A CONTRIBUIÇÃO CIENTÍFICA DA UFSM PARA ALÉM DO ARCO
Dois estudos notórios de vacinas contra a COVID-19 foram feitos na UFSM. Como já mencionado, um deles foi a da vacina Clover, já o outro é associado à farmacêutica britânica AstraZeneca em parceria com a Universidade de Oxford. Com os estudos almeja-se acelerar o desenvolvimento e a fabricação do imunizante contra a COVID-19.

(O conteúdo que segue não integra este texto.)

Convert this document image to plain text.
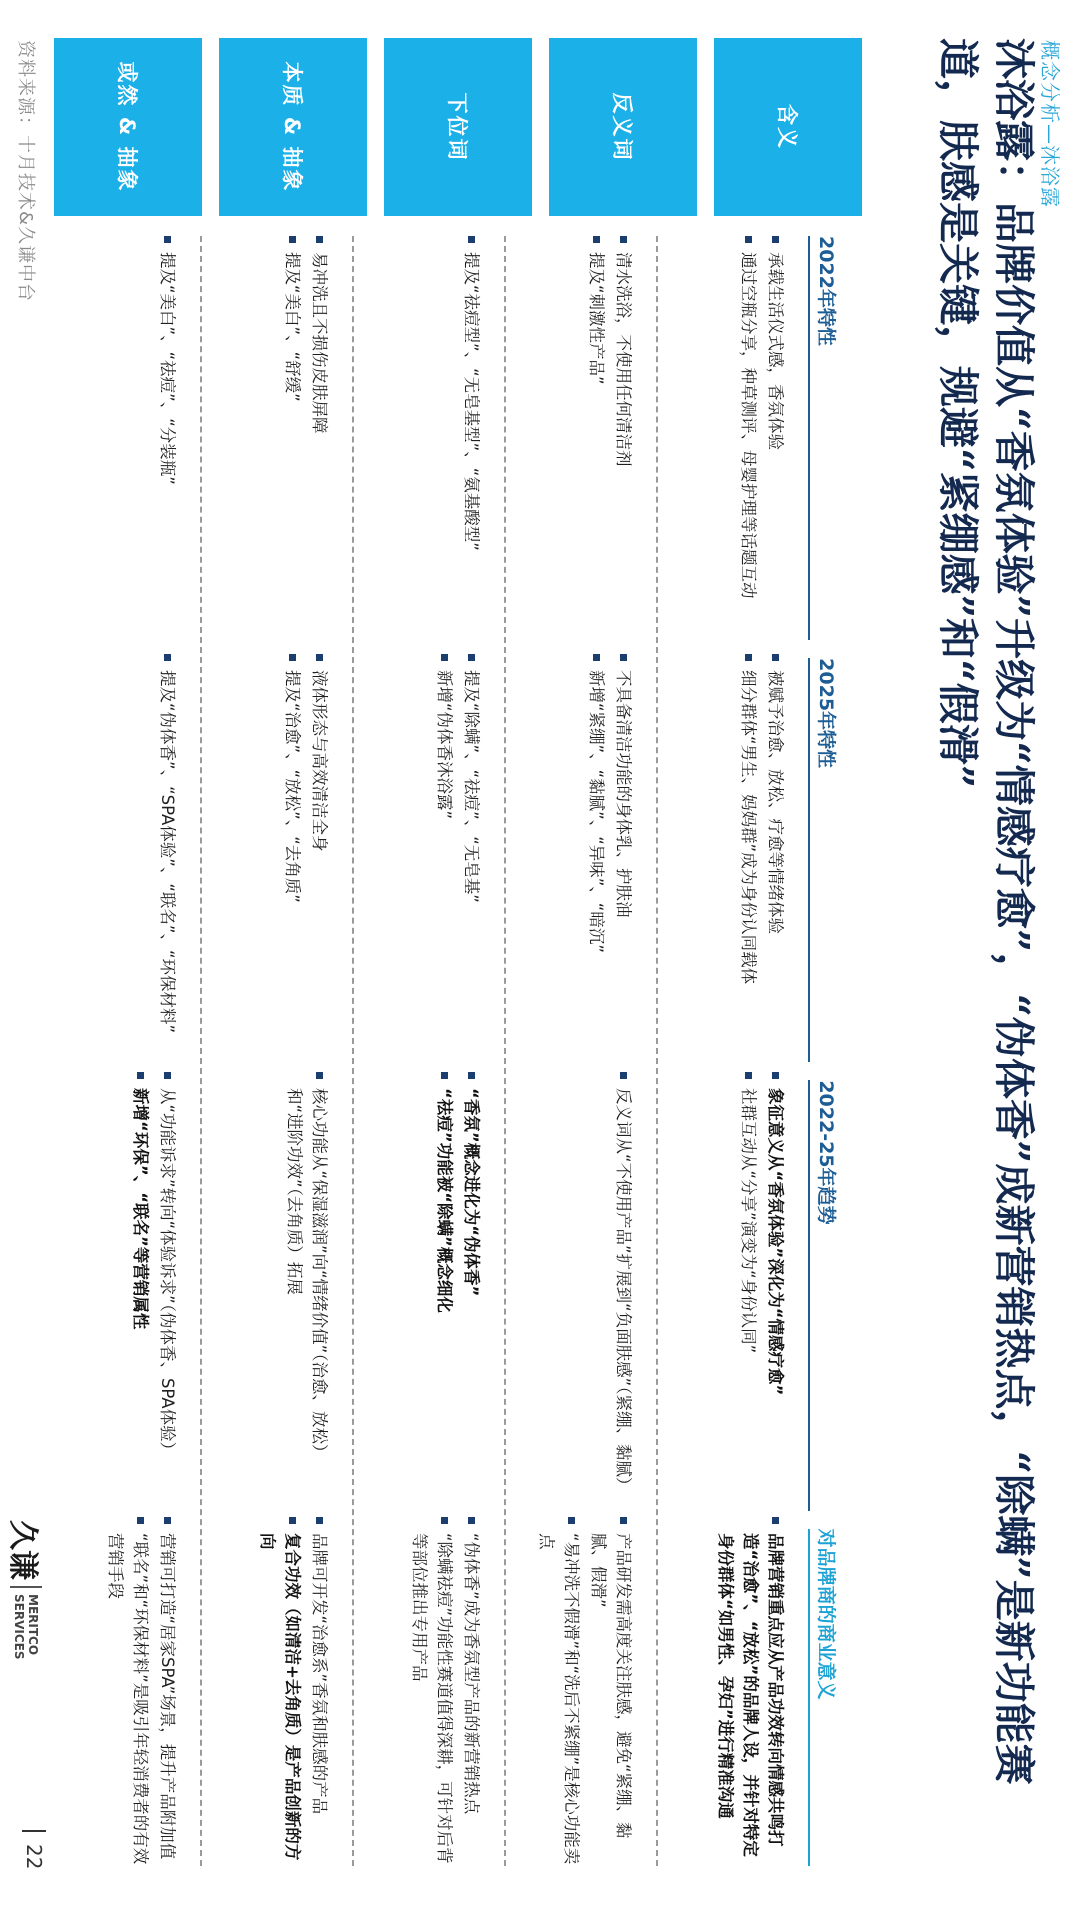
概念分析—沐浴露
沐浴露：品牌价值从“香氛体验”升级为“情感疗愈”，“伪体香”成新营销热点，“除螨”是新功能赛道，肤感是关键，规避“紧绷感”和“假滑”
含义
反义词
下位词
本质 & 抽象
或然 & 抽象
2022年特性
2025年特性
2022-25年趋势
对品牌商的商业意义
承载生活仪式感，香氛体验
通过空瓶分享，种草测评、母婴护理等话题互动
被赋予治愈、放松、疗愈等情绪体验
细分群体“男生、妈妈群”成为身份认同载体
象征意义从“香氛体验”深化为“情感疗愈”
社群互动从“分享”演变为“身份认同”
品牌营销重点应从产品功效转向情感共鸣打造“治愈”、“放松”的品牌人设，并针对特定身份群体“如男性、孕妇”进行精准沟通
清水洗浴，不使用任何清洁剂
提及“刺激性产品”
不具备清洁功能的身体乳、护肤油
新增“紧绷”、“黏腻”、“异味”、“暗沉”
反义词从“不使用产品”扩展到“负面肤感”（紧绷、黏腻）
产品研发需高度关注肤感，避免“紧绷、黏腻、假滑”
“易冲洗不假滑”和“洗后不紧绷”是核心功能卖点
提及“祛痘型”、“无皂基型”、“氨基酸型”
提及“除螨”、“祛痘”、“无皂基”
新增“伪体香沐浴露”
“香氛”概念进化为“伪体香”
“祛痘”功能被“除螨”概念细化
“伪体香”成为香氛型产品的新营销热点
“除螨祛痘”功能性赛道值得深耕，可针对后背等部位推出专用产品
易冲洗且不损伤皮肤屏障
提及“美白”、“舒缓”
液体形态与高效清洁全身
提及“治愈”、“放松”、“去角质”
核心功能从“保湿滋润”向“情绪价值”（治愈、放松）和“进阶功效”（去角质）拓展
品牌可开发“治愈系”香氛和肤感的产品
复合功效（如清洁+去角质）是产品创新的方向
提及“美白”、“祛痘”、“分装瓶”
提及“伪体香”、“SPA体验”、“联名”、“环保材料”
从“功能诉求”转向“体验诉求”（伪体香、SPA体验）
新增“环保”、“联名”等营销属性
营销可打造“居家SPA”场景，提升产品附加值
“联名”和“环保材料”是吸引年轻消费者的有效营销手段
资料来源：十月技术&久谦中台
久谦
MERITCO
SERVICES
22
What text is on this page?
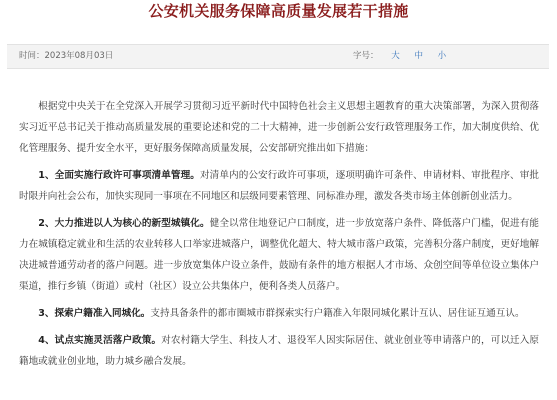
公安机关服务保障高质量发展若干措施
时间：2023年08月03日	字号： 大 中 小

根据党中央关于在全党深入开展学习贯彻习近平新时代中国特色社会主义思想主题教育的重大决策部署，为深入贯彻落实习近平总书记关于推动高质量发展的重要论述和党的二十大精神，进一步创新公安行政管理服务工作，加大制度供给、优化管理服务、提升安全水平，更好服务保障高质量发展，公安部研究推出如下措施：

1、全面实施行政许可事项清单管理。对清单内的公安行政许可事项，逐项明确许可条件、申请材料、审批程序、审批时限并向社会公布，加快实现同一事项在不同地区和层级同要素管理、同标准办理，激发各类市场主体创新创业活力。

2、大力推进以人为核心的新型城镇化。健全以常住地登记户口制度，进一步放宽落户条件、降低落户门槛，促进有能力在城镇稳定就业和生活的农业转移人口举家进城落户，调整优化超大、特大城市落户政策，完善积分落户制度，更好地解决进城普通劳动者的落户问题。进一步放宽集体户设立条件，鼓励有条件的地方根据人才市场、众创空间等单位设立集体户渠道，推行乡镇（街道）或村（社区）设立公共集体户，便利各类人员落户。

3、探索户籍准入同城化。支持具备条件的都市圈城市群探索实行户籍准入年限同城化累计互认、居住证互通互认。

4、试点实施灵活落户政策。对农村籍大学生、科技人才、退役军人因实际居住、就业创业等申请落户的，可以迁入原籍地或就业创业地，助力城乡融合发展。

O responsável pelos testes na UFSM, o professor Alexandre Vargas Schwarzbold, do Departamento de Clínica Médica, ressalta que os estudos, tanto de Oxford quanto da Clover, tiveram financiamento privado. Schwarzbold informa que é a partir de dados concretos produzidos nas universidades que ocorre o financiamento de pesquisas com grande número de pessoas, ou seja, a experiência do centro de pesquisa clínica é um fator central. Exige-se também, uma estrutura laboratorial com equipes de dezenas de pessoas para trabalhar ao mesmo tempo, na UFSM, por exemplo, foram randomizadas em torno de 800 pessoas – mesmo com prazo curto, conclui o professor.
A participação da UFSM em estudos como esses faz com que a instituição ganhe mais visibilidade, credibilidade e possibilita novos caminhos para realizar mais projetos de vacinas, mais parcerias, incentivar a pesquisa, valorizar os profissionais e contribuir para o desenvolvimento da sociedade.